Twenty-four patients with indolent B-cell lymphoma, previously resistant to Rituximab,
received a Rituximab-Lenalidomide +/- Dexamethasone combination until progression of disease
or unacceptable toxicity; Lenalidomide was administered at the dosage of 10 mg, 28 days per
course. 28 over 45 patients had FL. No further FL group analysis were reported, but the study
allowed to assess that also patients resistant to Rituximab in mono-therapy can benefit from
R2, with or without Dexamethasone, achieving higher ORR (~61%) with relatively durable
responses.
One hundred patients with stage III-IV untreated indolent NHL received the R2 combination in
cycles of 28 days (Lenalidomide 20 mg orally once a day from day 1 to day 21 and Rituximab
375 mg/m2 intravenously on day 1). 49 patients (49%) composed the FL subset.

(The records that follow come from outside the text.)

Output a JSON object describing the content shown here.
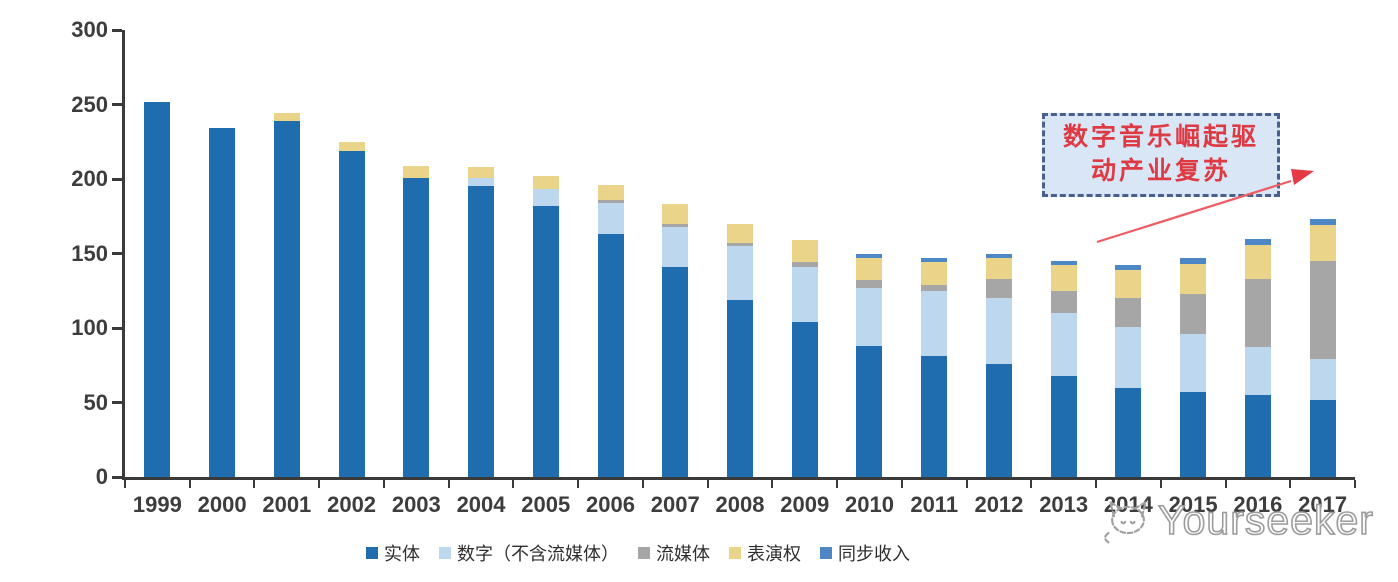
{
  "chart_data": {
    "type": "bar",
    "stacked": true,
    "title": "",
    "xlabel": "",
    "ylabel": "",
    "ylim": [
      0,
      300
    ],
    "yticks": [
      0,
      50,
      100,
      150,
      200,
      250,
      300
    ],
    "grid": false,
    "legend_position": "bottom",
    "categories": [
      "1999",
      "2000",
      "2001",
      "2002",
      "2003",
      "2004",
      "2005",
      "2006",
      "2007",
      "2008",
      "2009",
      "2010",
      "2011",
      "2012",
      "2013",
      "2014",
      "2015",
      "2016",
      "2017"
    ],
    "series": [
      {
        "name": "实体",
        "color": "#1f6dae",
        "values": [
          252,
          234,
          239,
          219,
          201,
          195,
          182,
          163,
          141,
          119,
          104,
          88,
          81,
          76,
          68,
          60,
          57,
          55,
          52
        ]
      },
      {
        "name": "数字（不含流媒体）",
        "color": "#bdd7ee",
        "values": [
          0,
          0,
          0,
          0,
          0,
          6,
          11,
          21,
          27,
          36,
          37,
          39,
          44,
          44,
          42,
          41,
          39,
          32,
          27
        ]
      },
      {
        "name": "流媒体",
        "color": "#a6a6a6",
        "values": [
          0,
          0,
          0,
          0,
          0,
          0,
          0,
          2,
          2,
          2,
          3,
          5,
          4,
          13,
          15,
          19,
          27,
          46,
          66
        ]
      },
      {
        "name": "表演权",
        "color": "#ead489",
        "values": [
          0,
          0,
          5,
          6,
          8,
          7,
          9,
          10,
          13,
          13,
          15,
          15,
          15,
          14,
          17,
          19,
          20,
          23,
          24
        ]
      },
      {
        "name": "同步收入",
        "color": "#4e87c5",
        "values": [
          0,
          0,
          0,
          0,
          0,
          0,
          0,
          0,
          0,
          0,
          0,
          3,
          3,
          3,
          3,
          3,
          4,
          4,
          4
        ]
      }
    ]
  },
  "annotation": {
    "lines": [
      "数字音乐崛起驱",
      "动产业复苏"
    ],
    "text_color": "#de3a44",
    "box_fill": "#d9e6f5",
    "border_color": "#49608f",
    "arrow_line_color": "#ef5b63",
    "arrow_head_color": "#e63946"
  },
  "axis": {
    "line_color": "#3a3a3a",
    "label_color": "#3d3d3d"
  },
  "watermark": {
    "text": "Yourseeker",
    "logo": "cat-logo"
  }
}
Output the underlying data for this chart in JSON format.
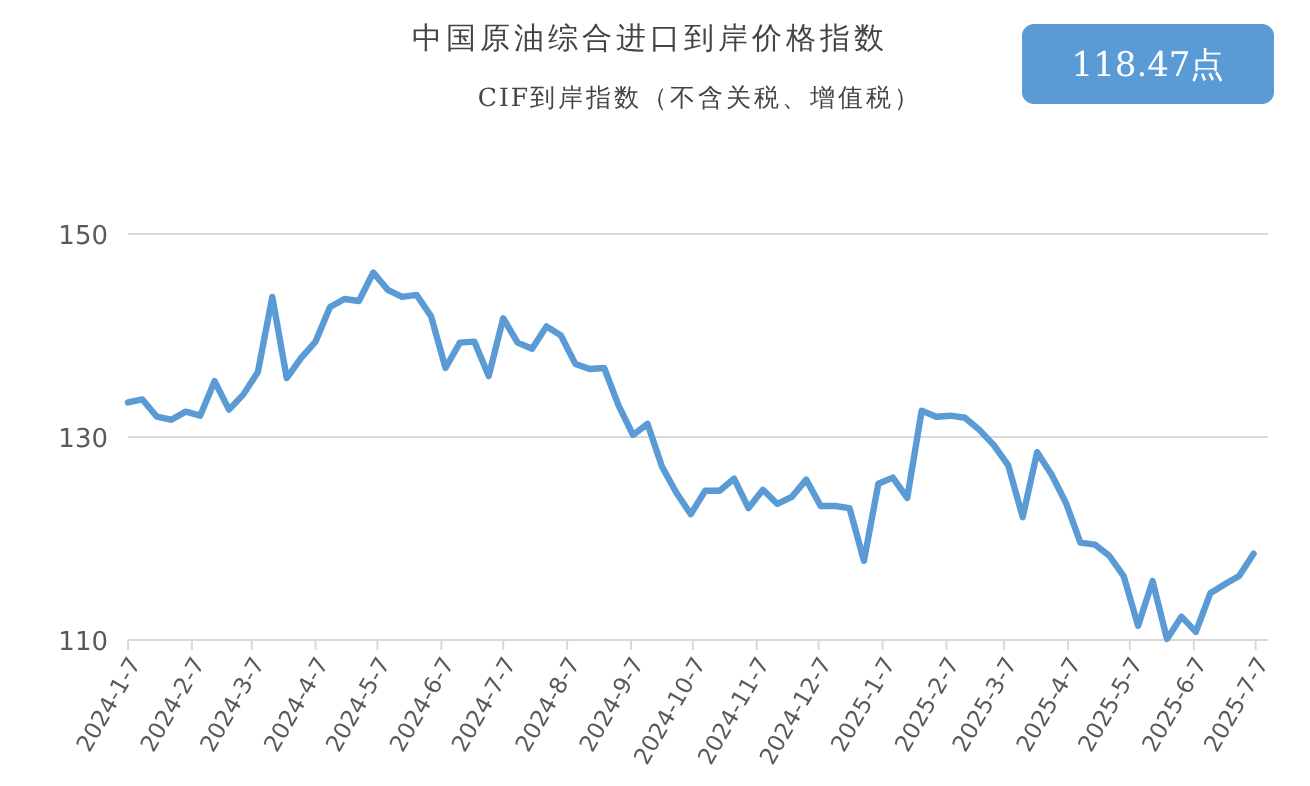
{
  "chart_data": {
    "type": "line",
    "title": "中国原油综合进口到岸价格指数",
    "subtitle": "CIF到岸指数（不含关税、增值税）",
    "annotations": [
      "118.47点"
    ],
    "x": [
      "2024-01-07",
      "2024-01-14",
      "2024-01-21",
      "2024-01-28",
      "2024-02-04",
      "2024-02-11",
      "2024-02-18",
      "2024-02-25",
      "2024-03-03",
      "2024-03-10",
      "2024-03-17",
      "2024-03-24",
      "2024-03-31",
      "2024-04-07",
      "2024-04-14",
      "2024-04-21",
      "2024-04-28",
      "2024-05-05",
      "2024-05-12",
      "2024-05-19",
      "2024-05-26",
      "2024-06-02",
      "2024-06-09",
      "2024-06-16",
      "2024-06-23",
      "2024-06-30",
      "2024-07-07",
      "2024-07-14",
      "2024-07-21",
      "2024-07-28",
      "2024-08-04",
      "2024-08-11",
      "2024-08-18",
      "2024-08-25",
      "2024-09-01",
      "2024-09-08",
      "2024-09-15",
      "2024-09-22",
      "2024-09-29",
      "2024-10-06",
      "2024-10-13",
      "2024-10-20",
      "2024-10-27",
      "2024-11-03",
      "2024-11-10",
      "2024-11-17",
      "2024-11-24",
      "2024-12-01",
      "2024-12-08",
      "2024-12-15",
      "2024-12-22",
      "2024-12-29",
      "2025-01-05",
      "2025-01-12",
      "2025-01-19",
      "2025-01-26",
      "2025-02-02",
      "2025-02-09",
      "2025-02-16",
      "2025-02-23",
      "2025-03-02",
      "2025-03-09",
      "2025-03-16",
      "2025-03-23",
      "2025-03-30",
      "2025-04-06",
      "2025-04-13",
      "2025-04-20",
      "2025-04-27",
      "2025-05-04",
      "2025-05-11",
      "2025-05-18",
      "2025-05-25",
      "2025-06-01",
      "2025-06-08",
      "2025-06-15",
      "2025-06-22",
      "2025-06-29",
      "2025-07-06"
    ],
    "series": [
      {
        "color": "#5b9bd5",
        "values": [
          133.4,
          133.7,
          132.0,
          131.7,
          132.5,
          132.1,
          135.5,
          132.7,
          134.2,
          136.4,
          143.8,
          135.8,
          137.8,
          139.4,
          142.8,
          143.6,
          143.4,
          146.2,
          144.5,
          143.8,
          144.0,
          141.9,
          136.8,
          139.3,
          139.4,
          136.0,
          141.7,
          139.3,
          138.7,
          140.9,
          140.0,
          137.2,
          136.7,
          136.8,
          133.1,
          130.2,
          131.3,
          127.1,
          124.5,
          122.4,
          124.7,
          124.7,
          125.9,
          123.0,
          124.8,
          123.4,
          124.1,
          125.8,
          123.2,
          123.2,
          123.0,
          117.8,
          125.4,
          126.0,
          124.0,
          132.6,
          132.0,
          132.1,
          131.9,
          130.7,
          129.2,
          127.2,
          122.1,
          128.5,
          126.3,
          123.5,
          119.6,
          119.4,
          118.3,
          116.3,
          111.4,
          115.8,
          110.1,
          112.3,
          110.8,
          114.6,
          115.5,
          116.3,
          118.5
        ]
      }
    ],
    "xlim": [
      "2024-01-07",
      "2025-07-13"
    ],
    "xticks": [
      {
        "value": "2024-01-07",
        "label": "2024-1-7"
      },
      {
        "value": "2024-02-07",
        "label": "2024-2-7"
      },
      {
        "value": "2024-03-07",
        "label": "2024-3-7"
      },
      {
        "value": "2024-04-07",
        "label": "2024-4-7"
      },
      {
        "value": "2024-05-07",
        "label": "2024-5-7"
      },
      {
        "value": "2024-06-07",
        "label": "2024-6-7"
      },
      {
        "value": "2024-07-07",
        "label": "2024-7-7"
      },
      {
        "value": "2024-08-07",
        "label": "2024-8-7"
      },
      {
        "value": "2024-09-07",
        "label": "2024-9-7"
      },
      {
        "value": "2024-10-07",
        "label": "2024-10-7"
      },
      {
        "value": "2024-11-07",
        "label": "2024-11-7"
      },
      {
        "value": "2024-12-07",
        "label": "2024-12-7"
      },
      {
        "value": "2025-01-07",
        "label": "2025-1-7"
      },
      {
        "value": "2025-02-07",
        "label": "2025-2-7"
      },
      {
        "value": "2025-03-07",
        "label": "2025-3-7"
      },
      {
        "value": "2025-04-07",
        "label": "2025-4-7"
      },
      {
        "value": "2025-05-07",
        "label": "2025-5-7"
      },
      {
        "value": "2025-06-07",
        "label": "2025-6-7"
      },
      {
        "value": "2025-07-07",
        "label": "2025-7-7"
      }
    ],
    "ylim": [
      110,
      150
    ],
    "yticks": [
      110,
      130,
      150
    ],
    "grid": "y",
    "marker": "none",
    "line_style": "solid"
  }
}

The outcome of FL patients was extremely positive, considering the ORR (98%) and the CR/CRu
(85%). Moreover, when the R2 treatment was prolonged after 6 courses, a significant
improvement was seen for CR/CRu. Finally, the PFS was 83% for FL patients after 24 months,
and the toxicity profile was acceptable.
In CALGB 50401 randomized study 89 recurrent FL patients were treated with Lenalidomide alone
versus R2 combination. ORR were 49% vs 75% and EFS was 1.2 vs 2.0 with a median follow up of
1.5 years.
Basing on these promising data, other trials proposed the combination of Lenalidomide and
R-CHOP (R2-CHOP), as R-CHOP is the standard treatment for most patients with B-cell
lymphomas. Briefly, both Phase I and Phase I/II trials confirmed the potential of the novel
combination, although a large multi-centre trial is required to confirm the results.